As the author of theatre degree-zero, in which even a motionless landscape can become a show shaped by sound, Filippo Andreatta is “the most experimental director we have seen in many years” (copyright Franco Cordelli), and has even brought a book on architecture to the stage, the cult book Delirious New York by Rem Koolhaas. The founder of Office for Human Theatre (OHT) in 2008, Filippo Andreatta makes his debut in Venice with the world premiere of a new project – music by Davide Tomat – which is titled, to paraphrase Gertrude Stein, Un teatro è un teatro è un teatro è un teatro. “This is a show that disappears. It retreats and does not say anything. At the centre of the work is a void, an absence that leads to the emersion of something we are familiar with but are no longer able to see. Depriving the stage and the matter that inhabits it of pre-established meanings, OHT pays tribute to the theatre for what it is: a theatre is a theatre is a theatre is a theatre… Backdrops, stage sets, lights, battens, counterweights; each element becomes a voice to be heard in pure form. Voices that can be heard because there are no words. Just like a solmization, in which the notes materialize in the ear as they are: do-re-mi-fa-sol-la-si” (F. Andreatta).

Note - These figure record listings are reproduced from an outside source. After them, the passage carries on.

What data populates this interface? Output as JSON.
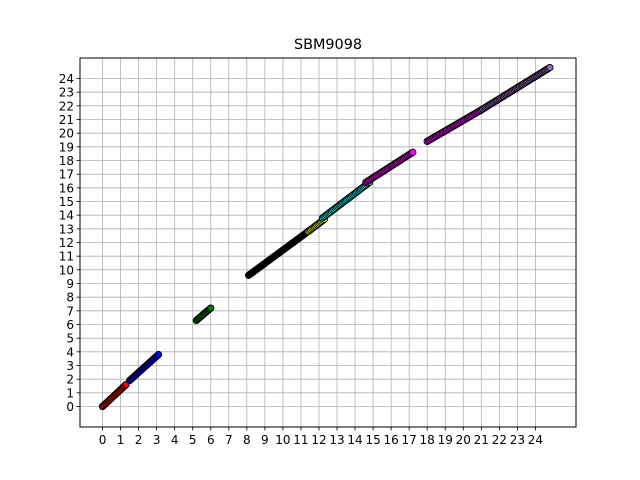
{
  "chart_data": {
    "type": "scatter",
    "title": "SBM9098",
    "xlabel": "",
    "ylabel": "",
    "xlim": [
      -1.25,
      26.25
    ],
    "ylim": [
      -1.5,
      25.5
    ],
    "xticks": [
      0,
      1,
      2,
      3,
      4,
      5,
      6,
      7,
      8,
      9,
      10,
      11,
      12,
      13,
      14,
      15,
      16,
      17,
      18,
      19,
      20,
      21,
      22,
      23,
      24
    ],
    "yticks": [
      0,
      1,
      2,
      3,
      4,
      5,
      6,
      7,
      8,
      9,
      10,
      11,
      12,
      13,
      14,
      15,
      16,
      17,
      18,
      19,
      20,
      21,
      22,
      23,
      24
    ],
    "grid": true,
    "series": [
      {
        "color": "#ff0000",
        "x": [
          0.0,
          1.3
        ],
        "y": [
          0.0,
          1.6
        ]
      },
      {
        "color": "#0000ff",
        "x": [
          1.5,
          3.1
        ],
        "y": [
          1.9,
          3.8
        ]
      },
      {
        "color": "#008000",
        "x": [
          5.2,
          6.0
        ],
        "y": [
          6.3,
          7.2
        ]
      },
      {
        "color": "#000000",
        "x": [
          8.1,
          11.6
        ],
        "y": [
          9.6,
          13.0
        ]
      },
      {
        "color": "#ffff00",
        "x": [
          11.4,
          12.3
        ],
        "y": [
          12.8,
          13.7
        ]
      },
      {
        "color": "#00ffff",
        "x": [
          12.2,
          14.8
        ],
        "y": [
          13.8,
          16.4
        ]
      },
      {
        "color": "#ff00ff",
        "x": [
          14.6,
          17.2
        ],
        "y": [
          16.4,
          18.6
        ]
      },
      {
        "color": "#ff00ff",
        "x": [
          18.0,
          21.0
        ],
        "y": [
          19.4,
          21.7
        ]
      },
      {
        "color": "#9467bd",
        "x": [
          21.0,
          24.8
        ],
        "y": [
          21.7,
          24.8
        ]
      }
    ]
  }
}
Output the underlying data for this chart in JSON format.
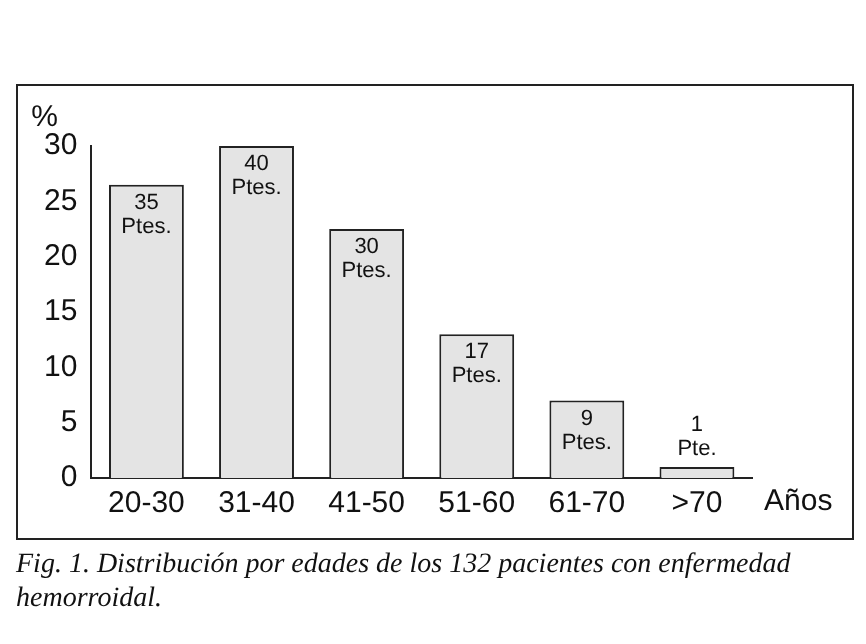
{
  "chart_data": {
    "type": "bar",
    "categories": [
      "20-30",
      "31-40",
      "41-50",
      "51-60",
      "61-70",
      ">70"
    ],
    "values": [
      26.5,
      30,
      22.5,
      13,
      7,
      1
    ],
    "color": "#e4e4e4",
    "ylabel": "%",
    "xlabel": "Años",
    "ylim": [
      0,
      30
    ],
    "yticks": [
      0,
      5,
      10,
      15,
      20,
      25,
      30
    ],
    "grid": false,
    "legend": false,
    "annotations": [
      {
        "text": "35 Ptes.",
        "x": "20-30",
        "y": 26.5
      },
      {
        "text": "40 Ptes.",
        "x": "31-40",
        "y": 30
      },
      {
        "text": "30 Ptes.",
        "x": "41-50",
        "y": 22.5
      },
      {
        "text": "17 Ptes.",
        "x": "51-60",
        "y": 13
      },
      {
        "text": "9 Ptes.",
        "x": "61-70",
        "y": 7
      },
      {
        "text": "1 Pte.",
        "x": ">70",
        "y": 1
      },
      "Fig. 1. Distribución por edades de los 132 pacientes con enfermedad hemorroidal."
    ]
  }
}
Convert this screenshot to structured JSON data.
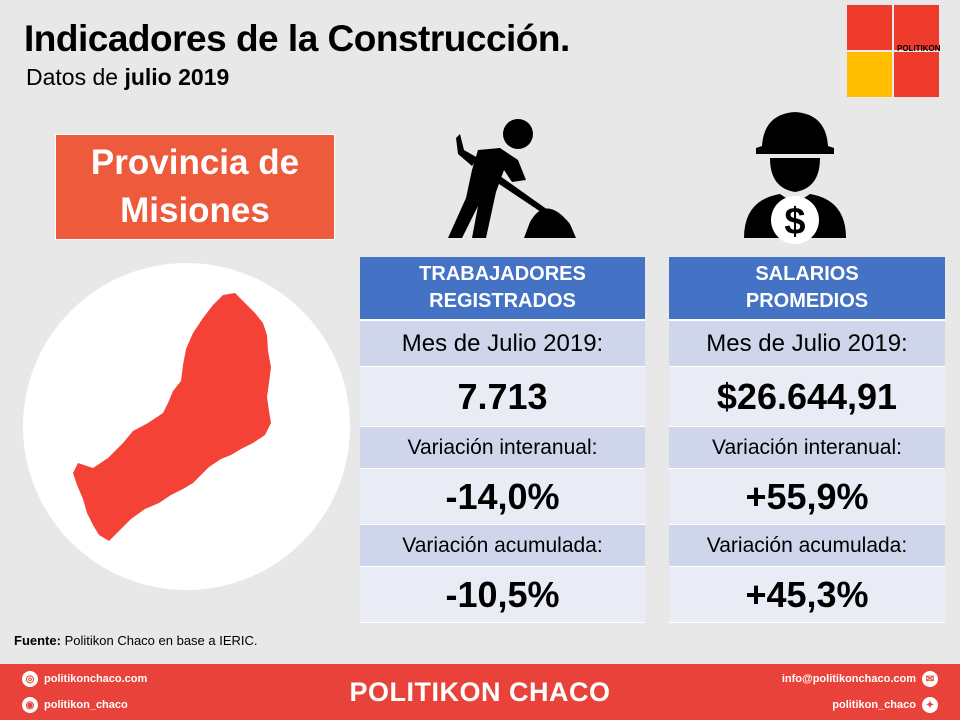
{
  "header": {
    "title": "Indicadores de la Construcción.",
    "subtitle_prefix": "Datos de",
    "subtitle_bold": "julio 2019"
  },
  "logo": {
    "text": "POLITIKON",
    "colors": [
      "#ef3b2c",
      "#ffbf00"
    ]
  },
  "province": {
    "line1": "Provincia de",
    "line2": "Misiones",
    "color": "#ee5a3c"
  },
  "cards": [
    {
      "head_line1": "TRABAJADORES",
      "head_line2": "REGISTRADOS",
      "icon": "construction-worker-shoveling-icon",
      "month_label": "Mes de Julio 2019:",
      "month_value": "7.713",
      "yoy_label": "Variación interanual:",
      "yoy_value": "-14,0%",
      "ytd_label": "Variación acumulada:",
      "ytd_value": "-10,5%"
    },
    {
      "head_line1": "SALARIOS",
      "head_line2": "PROMEDIOS",
      "icon": "worker-helmet-dollar-icon",
      "month_label": "Mes de Julio 2019:",
      "month_value": "$26.644,91",
      "yoy_label": "Variación interanual:",
      "yoy_value": "+55,9%",
      "ytd_label": "Variación acumulada:",
      "ytd_value": "+45,3%"
    }
  ],
  "source": {
    "label": "Fuente:",
    "text": "Politikon Chaco en base a IERIC."
  },
  "footer": {
    "brand": "POLITIKON CHACO",
    "website": "politikonchaco.com",
    "instagram": "politikon_chaco",
    "email": "info@politikonchaco.com",
    "twitter": "politikon_chaco",
    "color": "#e8423a"
  },
  "colors": {
    "header_blue": "#4472c4",
    "label_bg": "#cfd5ea",
    "value_bg": "#e9ebf5",
    "map_red": "#f44336"
  }
}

The vital and important tradition of Hungarian theatre brings us not only Mundruczó, but choreographer Adrienn Hód as well, the winner several times over of the Rudolf Laban Award and since 2007 head of the young Hodworks company, which gathers multidisciplinary artists around its core. With total freedom, Adrienn Hod (“On the altar of art you can do things that are forbidden in real life. Art is therefore a game, an alibi that sets us free”) decontextualizes space and movement to rediscover the radical physical quality of the body. And thus, in her most recent work Sunday, all the elements of the show, choreographic and/or theatrical, immersed in the aggressive pulsation of gabber music, are reshaped by the five performers into an essential experience that grips the spectator. “Sunday is not a boring day of rest, but an exceptional performance tour. What does it mean to be a dancer today? Is dancing dangerous? What is immoral and what isn’t? Everything is allowed. Is everything allowed?”
Finally, Paolo Costantini, the winner of the fourth Biennale College Directors programme will present, in a production by La Biennale, Uno sguardo estraneo (ovvero come la felicità è diventata una pretesa assurda), which takes its cue from The Appointment, one of the most famous works by the Nobel Prize-winning author Herta Müller, in which a nameless woman, summoned by a dictatorial regime, travels across the city seated in a streetcar and thinks. “We believe that the suffocating atmosphere of the text – writes Costantini – is effective in evoking the world we live in today. The frenetic pace of society and the pressure it applies have transformed the ways we perceive our own lives. Political dictatorship is replaced by the dictatorship of frenetic action, in which time is increasingly compressed. We find ourselves trapped inside self-generated neurotic cages, which appear in a thousand different forms, but always have in common the connection with time”.